Enfin, le gouvernement veut moderniser la médecine du travail en renforçant sa contribution à la veille sanitaire, par exemple en faisant participer davantage les médecins du travail à certaines enquêtes.
Dans le cadre plus général de la santé au travail, le ministère prend acte d'autres points de l'accord signé par le Medef, la CFDT, la CFTC et la CFE-CGC, comme l'instauration de commissions paritaires locales destinées aux petites entreprises ou l'intervention croissante des branches professionnelles dans la prévention des risques. Pour le ministère, la négociation au niveau des branches ne saurait cependant remettre en cause le périmètre des surveillances médicales spéciales défini par l'Etat. Les partenaires sociaux se borneront, dans chaque branche, à « inspirer l'adaptation » des normes existantes.

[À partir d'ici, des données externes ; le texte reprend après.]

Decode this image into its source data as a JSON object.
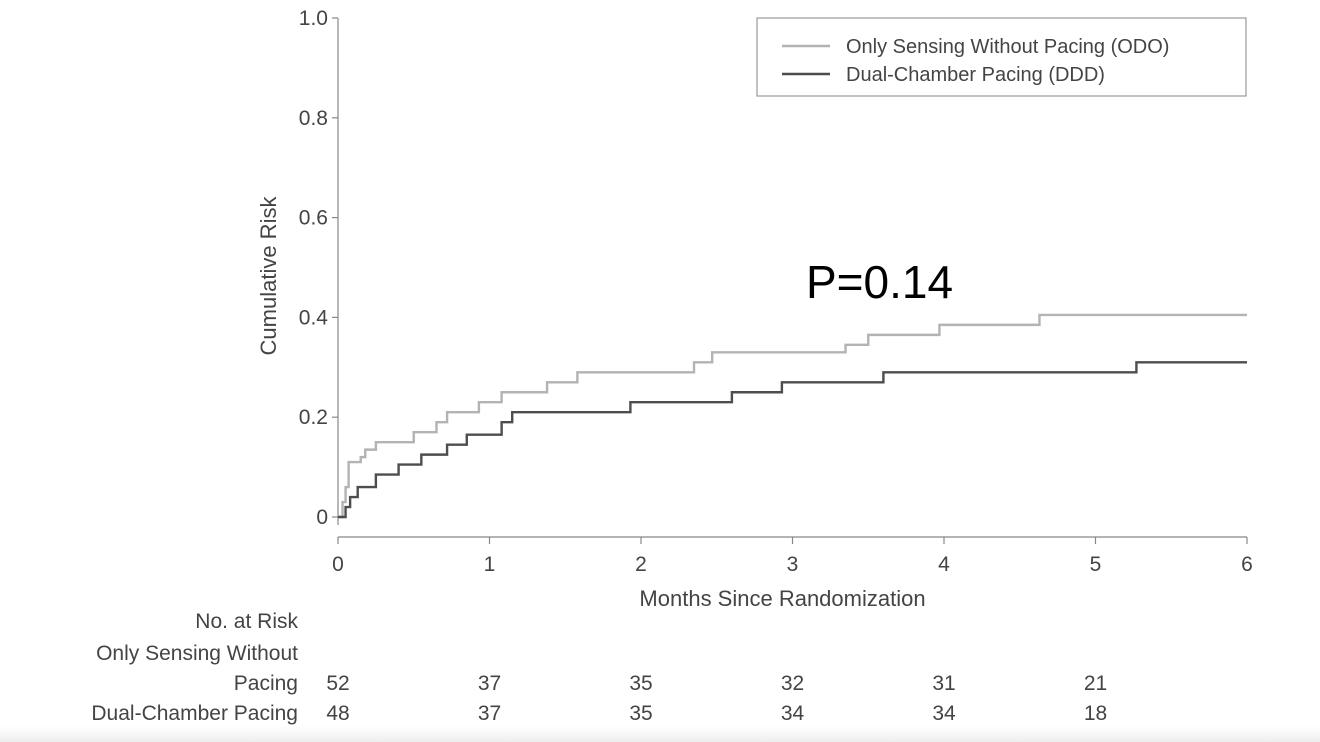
{
  "chart_data": {
    "type": "line",
    "step": true,
    "xlabel": "Months Since Randomization",
    "ylabel": "Cumulative Risk",
    "xlim": [
      0,
      6
    ],
    "ylim": [
      0,
      1.0
    ],
    "x_ticks": [
      0,
      1,
      2,
      3,
      4,
      5,
      6
    ],
    "x_tick_labels": [
      "0",
      "1",
      "2",
      "3",
      "4",
      "5",
      "6"
    ],
    "y_ticks": [
      0,
      0.2,
      0.4,
      0.6,
      0.8,
      1.0
    ],
    "y_tick_labels": [
      "0",
      "0.2",
      "0.4",
      "0.6",
      "0.8",
      "1.0"
    ],
    "grid": false,
    "legend_position": "top-right",
    "annotation": "P=0.14",
    "series": [
      {
        "name": "Only Sensing Without Pacing (ODO)",
        "color": "#b3b3b3",
        "points": [
          [
            0,
            0
          ],
          [
            0.03,
            0.03
          ],
          [
            0.05,
            0.06
          ],
          [
            0.07,
            0.11
          ],
          [
            0.15,
            0.12
          ],
          [
            0.18,
            0.135
          ],
          [
            0.25,
            0.15
          ],
          [
            0.5,
            0.17
          ],
          [
            0.65,
            0.19
          ],
          [
            0.72,
            0.21
          ],
          [
            0.93,
            0.23
          ],
          [
            1.08,
            0.25
          ],
          [
            1.38,
            0.27
          ],
          [
            1.58,
            0.29
          ],
          [
            2.35,
            0.31
          ],
          [
            2.47,
            0.33
          ],
          [
            3.35,
            0.345
          ],
          [
            3.5,
            0.365
          ],
          [
            3.97,
            0.385
          ],
          [
            4.63,
            0.405
          ],
          [
            6,
            0.405
          ]
        ]
      },
      {
        "name": "Dual-Chamber Pacing (DDD)",
        "color": "#4d4d4d",
        "points": [
          [
            0,
            0
          ],
          [
            0.05,
            0.02
          ],
          [
            0.08,
            0.04
          ],
          [
            0.13,
            0.06
          ],
          [
            0.25,
            0.085
          ],
          [
            0.4,
            0.105
          ],
          [
            0.55,
            0.125
          ],
          [
            0.72,
            0.145
          ],
          [
            0.85,
            0.165
          ],
          [
            1.08,
            0.19
          ],
          [
            1.15,
            0.21
          ],
          [
            1.93,
            0.23
          ],
          [
            2.6,
            0.25
          ],
          [
            2.93,
            0.27
          ],
          [
            3.6,
            0.29
          ],
          [
            5.27,
            0.31
          ],
          [
            6,
            0.31
          ]
        ]
      }
    ],
    "risk_table": {
      "title": "No. at Risk",
      "x": [
        0,
        1,
        2,
        3,
        4,
        5
      ],
      "rows": [
        {
          "label_lines": [
            "Only Sensing Without",
            "Pacing"
          ],
          "values": [
            "52",
            "37",
            "35",
            "32",
            "31",
            "21"
          ]
        },
        {
          "label_lines": [
            "Dual-Chamber Pacing"
          ],
          "values": [
            "48",
            "37",
            "35",
            "34",
            "34",
            "18"
          ]
        }
      ]
    }
  }
}
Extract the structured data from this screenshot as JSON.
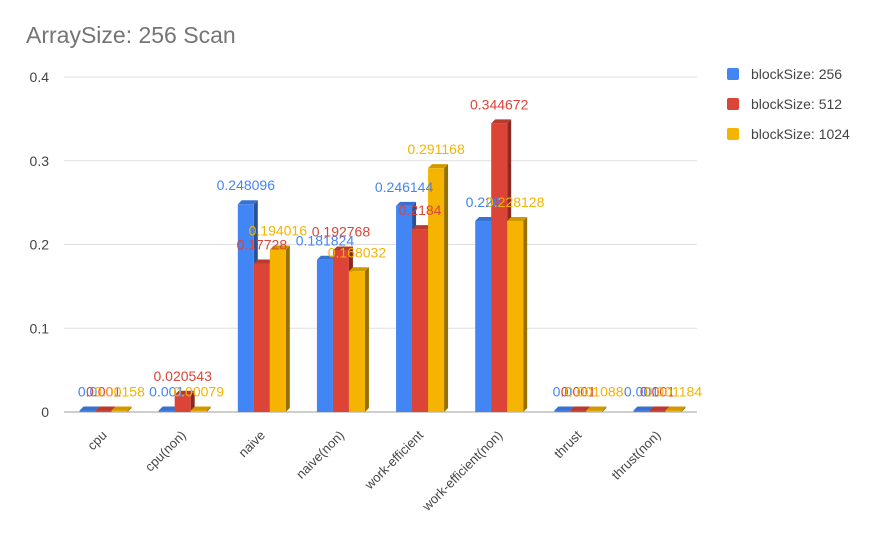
{
  "chart_data": {
    "type": "bar",
    "title": "ArraySize: 256 Scan",
    "xlabel": "",
    "ylabel": "",
    "ylim": [
      0,
      0.4
    ],
    "yticks": [
      "0",
      "0.1",
      "0.2",
      "0.3",
      "0.4"
    ],
    "categories": [
      "cpu",
      "cpu(non)",
      "naive",
      "naive(non)",
      "work-efficient",
      "work-efficient(non)",
      "thrust",
      "thrust(non)"
    ],
    "series": [
      {
        "name": "blockSize: 256",
        "color": "#4285f4",
        "values": [
          0.0,
          0.001,
          0.248096,
          0.181824,
          0.246144,
          0.228,
          0.0,
          0.001
        ],
        "labels": [
          "0.0",
          "0.001",
          "0.248096",
          "0.181824",
          "0.246144",
          "0.228",
          "0.0",
          "0.001"
        ]
      },
      {
        "name": "blockSize: 512",
        "color": "#db4437",
        "values": [
          0.001,
          0.020543,
          0.17728,
          0.192768,
          0.2184,
          0.344672,
          0.001,
          0.001
        ],
        "labels": [
          "0.001",
          "0.020543",
          "0.17728",
          "0.192768",
          "0.2184",
          "0.344672",
          "0.001",
          "0.001"
        ]
      },
      {
        "name": "blockSize: 1024",
        "color": "#f4b400",
        "values": [
          0.00158,
          0.00079,
          0.194016,
          0.168032,
          0.291168,
          0.228128,
          0.001088,
          0.001184
        ],
        "labels": [
          "0.00158",
          "0.00079",
          "0.194016",
          "0.168032",
          "0.291168",
          "0.228128",
          "0.001088",
          "0.001184"
        ]
      }
    ],
    "legend_position": "right",
    "grid": true
  }
}
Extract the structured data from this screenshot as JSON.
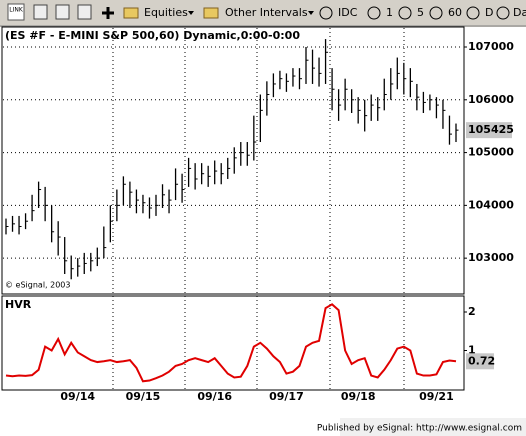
{
  "toolbar": {
    "link": "LINK",
    "items": [
      "Equities",
      "Other Intervals",
      "IDC",
      "1",
      "5",
      "60",
      "D",
      "Dai"
    ]
  },
  "footer": "Published by eSignal: http://www.esignal.com",
  "chart_data": [
    {
      "type": "ohlc",
      "title": "(ES #F - E-MINI S&P 500,60) Dynamic,0:00-0:00",
      "annotation": "© eSignal, 2003",
      "categories": [
        null,
        null,
        null,
        null,
        null,
        null,
        null,
        null,
        null,
        null,
        null,
        "09/14",
        null,
        null,
        null,
        null,
        null,
        null,
        null,
        null,
        null,
        "09/15",
        null,
        null,
        null,
        null,
        null,
        null,
        null,
        null,
        null,
        null,
        "09/16",
        null,
        null,
        null,
        null,
        null,
        null,
        null,
        null,
        null,
        null,
        "09/17",
        null,
        null,
        null,
        null,
        null,
        null,
        null,
        null,
        null,
        null,
        "09/18",
        null,
        null,
        null,
        null,
        null,
        null,
        null,
        null,
        null,
        null,
        null,
        "09/21",
        null,
        null,
        null
      ],
      "high": [
        103750,
        103800,
        103800,
        103850,
        104200,
        104450,
        104350,
        104000,
        103700,
        103400,
        103050,
        103000,
        103100,
        103100,
        103200,
        103600,
        104000,
        104300,
        104550,
        104450,
        104300,
        104200,
        104150,
        104200,
        104400,
        104300,
        104700,
        104600,
        104900,
        104800,
        104800,
        104750,
        104850,
        104800,
        104900,
        105100,
        105200,
        105200,
        105700,
        106100,
        106350,
        106500,
        106550,
        106500,
        106600,
        106600,
        107000,
        106950,
        106800,
        107150,
        106600,
        106200,
        106400,
        106200,
        106050,
        106000,
        106100,
        106050,
        106400,
        106600,
        106800,
        106700,
        106600,
        106300,
        106150,
        106100,
        106050,
        106000,
        105700,
        105550
      ],
      "low": [
        103450,
        103500,
        103450,
        103550,
        103700,
        103950,
        103700,
        103300,
        103050,
        102700,
        102600,
        102650,
        102700,
        102750,
        102850,
        103000,
        103300,
        103700,
        104000,
        103950,
        103850,
        103850,
        103750,
        103800,
        103950,
        103850,
        104100,
        104050,
        104350,
        104300,
        104400,
        104350,
        104400,
        104400,
        104500,
        104600,
        104750,
        104750,
        104850,
        105200,
        105700,
        106050,
        106200,
        106150,
        106250,
        106200,
        106300,
        106300,
        106250,
        106300,
        105800,
        105600,
        105800,
        105750,
        105550,
        105400,
        105600,
        105600,
        105800,
        106000,
        106200,
        106100,
        106050,
        105800,
        105750,
        105800,
        105650,
        105450,
        105150,
        105200
      ],
      "close": [
        103600,
        103650,
        103600,
        103700,
        103900,
        104300,
        104000,
        103500,
        103400,
        102950,
        102800,
        102850,
        102900,
        102950,
        103000,
        103200,
        103700,
        104000,
        104400,
        104250,
        104100,
        104050,
        103950,
        104000,
        104200,
        104100,
        104400,
        104300,
        104700,
        104500,
        104600,
        104550,
        104650,
        104600,
        104700,
        104900,
        105000,
        104950,
        105200,
        105800,
        106100,
        106300,
        106400,
        106350,
        106450,
        106400,
        106750,
        106600,
        106500,
        106900,
        106200,
        105900,
        106200,
        106000,
        105800,
        105700,
        105900,
        105850,
        106100,
        106300,
        106500,
        106400,
        106350,
        106050,
        105950,
        106000,
        105900,
        105800,
        105350,
        105425
      ],
      "color": "#000000",
      "ylim": [
        102340,
        107360
      ],
      "yticks": [
        103000,
        104000,
        105000,
        106000,
        107000
      ],
      "grid": true
    },
    {
      "type": "line",
      "title": "HVR",
      "color": "#e00000",
      "values": [
        0.35,
        0.33,
        0.35,
        0.34,
        0.36,
        0.5,
        1.1,
        1.0,
        1.3,
        0.9,
        1.2,
        0.95,
        0.85,
        0.75,
        0.7,
        0.72,
        0.75,
        0.7,
        0.72,
        0.75,
        0.55,
        0.2,
        0.22,
        0.28,
        0.35,
        0.45,
        0.6,
        0.65,
        0.75,
        0.8,
        0.75,
        0.7,
        0.8,
        0.6,
        0.4,
        0.3,
        0.32,
        0.6,
        1.1,
        1.2,
        1.05,
        0.85,
        0.7,
        0.4,
        0.45,
        0.6,
        1.1,
        1.2,
        1.25,
        2.1,
        2.2,
        2.05,
        1.0,
        0.65,
        0.75,
        0.8,
        0.35,
        0.3,
        0.5,
        0.75,
        1.05,
        1.1,
        1.0,
        0.4,
        0.35,
        0.35,
        0.38,
        0.7,
        0.74,
        0.72
      ],
      "ylim": [
        0,
        2.39
      ],
      "yticks": [
        1,
        2
      ],
      "grid": false
    }
  ]
}
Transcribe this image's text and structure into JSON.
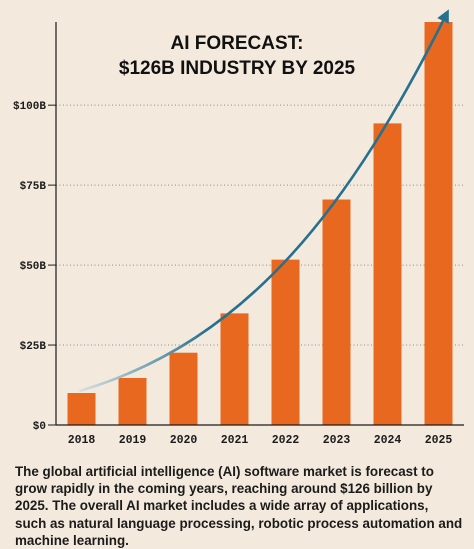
{
  "chart_data": {
    "type": "bar",
    "title_lines": [
      "AI FORECAST:",
      "$126B INDUSTRY BY 2025"
    ],
    "categories": [
      "2018",
      "2019",
      "2020",
      "2021",
      "2022",
      "2023",
      "2024",
      "2025"
    ],
    "values": [
      10,
      14.7,
      22.6,
      34.9,
      51.7,
      70.5,
      94.3,
      126
    ],
    "y_ticks": [
      {
        "value": 0,
        "label": "$0"
      },
      {
        "value": 25,
        "label": "$25B"
      },
      {
        "value": 50,
        "label": "$50B"
      },
      {
        "value": 75,
        "label": "$75B"
      },
      {
        "value": 100,
        "label": "$100B"
      }
    ],
    "ylim": [
      0,
      126
    ],
    "grid": "horizontal dotted",
    "bar_color": "#e8681f",
    "trend_color": "#27708e",
    "trend_start_color": "#d6e1e1",
    "background": "#f3eadd"
  },
  "caption": "The global artificial intelligence (AI) software market is forecast to grow rapidly in the coming years, reaching around $126 billion by 2025. The overall AI market includes a wide array of applications, such as natural language processing, robotic process automation and machine learning."
}
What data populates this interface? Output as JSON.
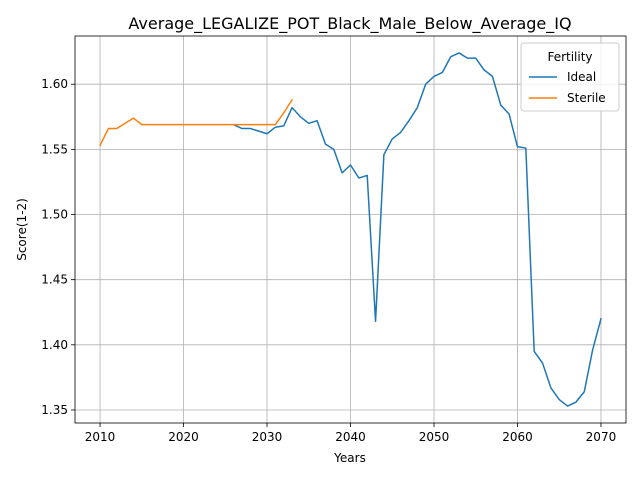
{
  "chart_data": {
    "type": "line",
    "title": "Average_LEGALIZE_POT_Black_Male_Below_Average_IQ",
    "xlabel": "Years",
    "ylabel": "Score(1-2)",
    "xlim": [
      2007,
      2073
    ],
    "ylim": [
      1.34,
      1.637
    ],
    "xticks": [
      2010,
      2020,
      2030,
      2040,
      2050,
      2060,
      2070
    ],
    "yticks": [
      1.35,
      1.4,
      1.45,
      1.5,
      1.55,
      1.6
    ],
    "xtick_labels": [
      "2010",
      "2020",
      "2030",
      "2040",
      "2050",
      "2060",
      "2070"
    ],
    "ytick_labels": [
      "1.35",
      "1.40",
      "1.45",
      "1.50",
      "1.55",
      "1.60"
    ],
    "grid": true,
    "legend": {
      "title": "Fertility",
      "placement": "top-right"
    },
    "series": [
      {
        "name": "Ideal",
        "color": "#1f77b4",
        "x": [
          2026,
          2027,
          2028,
          2029,
          2030,
          2031,
          2032,
          2033,
          2034,
          2035,
          2036,
          2037,
          2038,
          2039,
          2040,
          2041,
          2042,
          2043,
          2044,
          2045,
          2046,
          2047,
          2048,
          2049,
          2050,
          2051,
          2052,
          2053,
          2054,
          2055,
          2056,
          2057,
          2058,
          2059,
          2060,
          2061,
          2062,
          2063,
          2064,
          2065,
          2066,
          2067,
          2068,
          2069,
          2070
        ],
        "values": [
          1.569,
          1.566,
          1.566,
          1.564,
          1.562,
          1.567,
          1.568,
          1.582,
          1.575,
          1.57,
          1.572,
          1.554,
          1.55,
          1.532,
          1.538,
          1.528,
          1.53,
          1.418,
          1.546,
          1.558,
          1.563,
          1.572,
          1.582,
          1.6,
          1.606,
          1.609,
          1.621,
          1.624,
          1.62,
          1.62,
          1.611,
          1.606,
          1.584,
          1.577,
          1.552,
          1.551,
          1.395,
          1.386,
          1.367,
          1.358,
          1.353,
          1.356,
          1.364,
          1.396,
          1.42
        ]
      },
      {
        "name": "Sterile",
        "color": "#ff7f0e",
        "x": [
          2010,
          2011,
          2012,
          2013,
          2014,
          2015,
          2016,
          2017,
          2018,
          2019,
          2020,
          2021,
          2022,
          2023,
          2024,
          2025,
          2026,
          2027,
          2028,
          2029,
          2030,
          2031,
          2032,
          2033
        ],
        "values": [
          1.553,
          1.566,
          1.566,
          1.57,
          1.574,
          1.569,
          1.569,
          1.569,
          1.569,
          1.569,
          1.569,
          1.569,
          1.569,
          1.569,
          1.569,
          1.569,
          1.569,
          1.569,
          1.569,
          1.569,
          1.569,
          1.569,
          1.578,
          1.588
        ]
      }
    ]
  }
}
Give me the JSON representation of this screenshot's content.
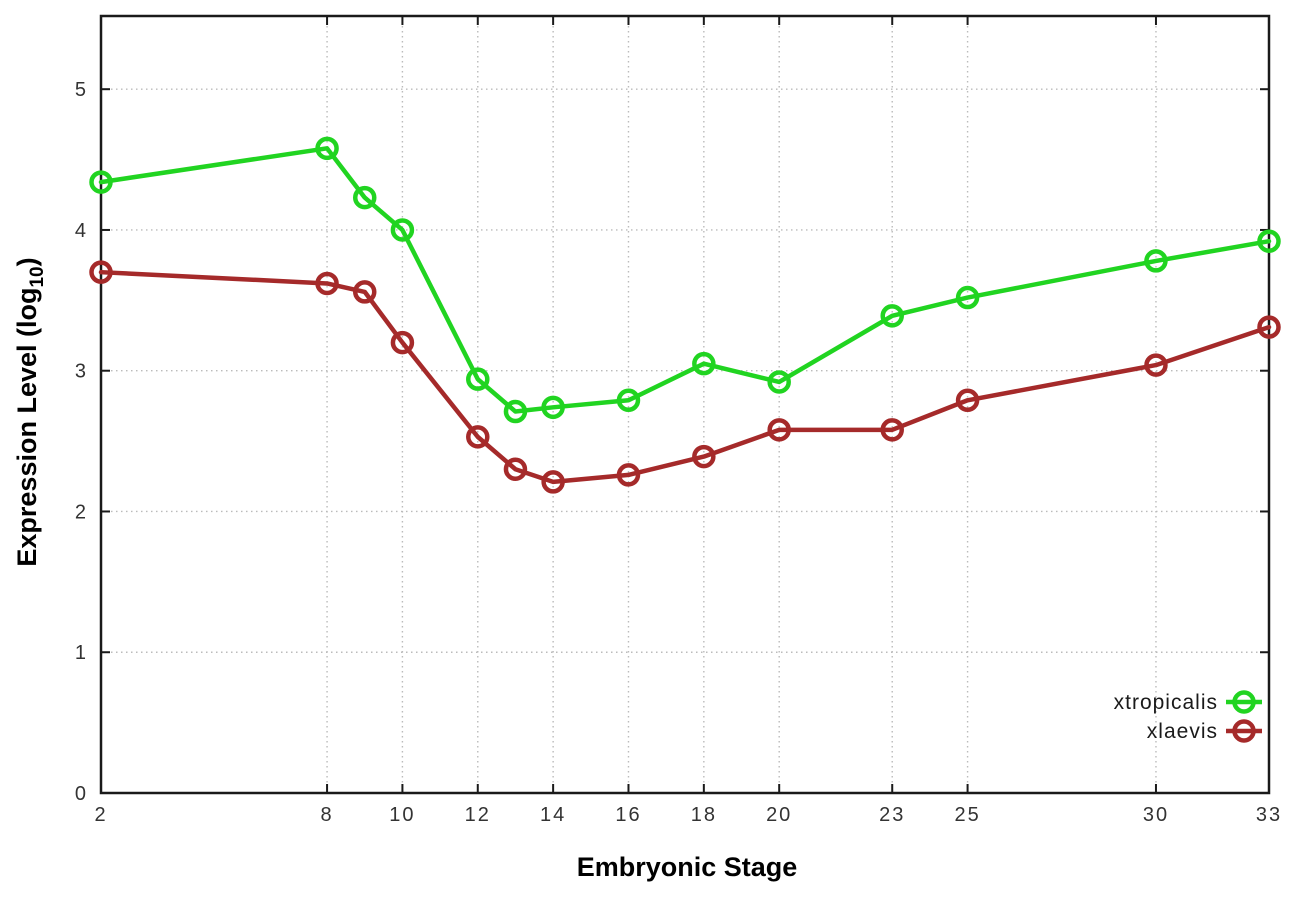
{
  "chart_data": {
    "type": "line",
    "title": "",
    "xlabel": "Embryonic Stage",
    "ylabel": {
      "full": "Expression Level (log10)",
      "main": "Expression Level (log",
      "subscript": "10",
      "suffix": ")"
    },
    "x": [
      2,
      8,
      9,
      10,
      12,
      13,
      14,
      16,
      18,
      20,
      23,
      25,
      30,
      33
    ],
    "xticks": [
      2,
      8,
      10,
      12,
      14,
      16,
      18,
      20,
      23,
      25,
      30,
      33
    ],
    "yticks": [
      0,
      1,
      2,
      3,
      4,
      5
    ],
    "xlim": [
      2,
      33
    ],
    "ylim": [
      0,
      5.52
    ],
    "grid": true,
    "grid_style": "dotted",
    "legend_position": "inside-bottom-right",
    "series": [
      {
        "name": "xtropicalis",
        "color": "#21d421",
        "marker": "open-circle",
        "values": [
          4.34,
          4.58,
          4.23,
          4.0,
          2.94,
          2.71,
          2.74,
          2.79,
          3.05,
          2.92,
          3.39,
          3.52,
          3.78,
          3.92
        ]
      },
      {
        "name": "xlaevis",
        "color": "#a52a2a",
        "marker": "open-circle",
        "values": [
          3.7,
          3.62,
          3.56,
          3.2,
          2.53,
          2.3,
          2.21,
          2.26,
          2.39,
          2.58,
          2.58,
          2.79,
          3.04,
          3.31
        ]
      }
    ],
    "colors": {
      "background": "#ffffff",
      "plot_border": "#1a1a1a",
      "grid": "#bbbbbb",
      "tick_label": "#333333",
      "axis_label": "#000000",
      "legend_text": "#1a1a1a"
    }
  }
}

(1) Le principe de pluridisciplinarité était déjà contenu dans la directive européenne de 1989 sur l'amélioration de la sécurité et de la santé des salariés au travail (que le gouvernement s'apprête à transposer en droit français). Les partenaires sociaux ont également intégré cette approche pluridisciplinaire dans leur accord, en donnant la possibilité aux employeurs de recourir à des spécialistes agréés (hygiénistes, ingénieurs...) pour évaluer les risques professionnels.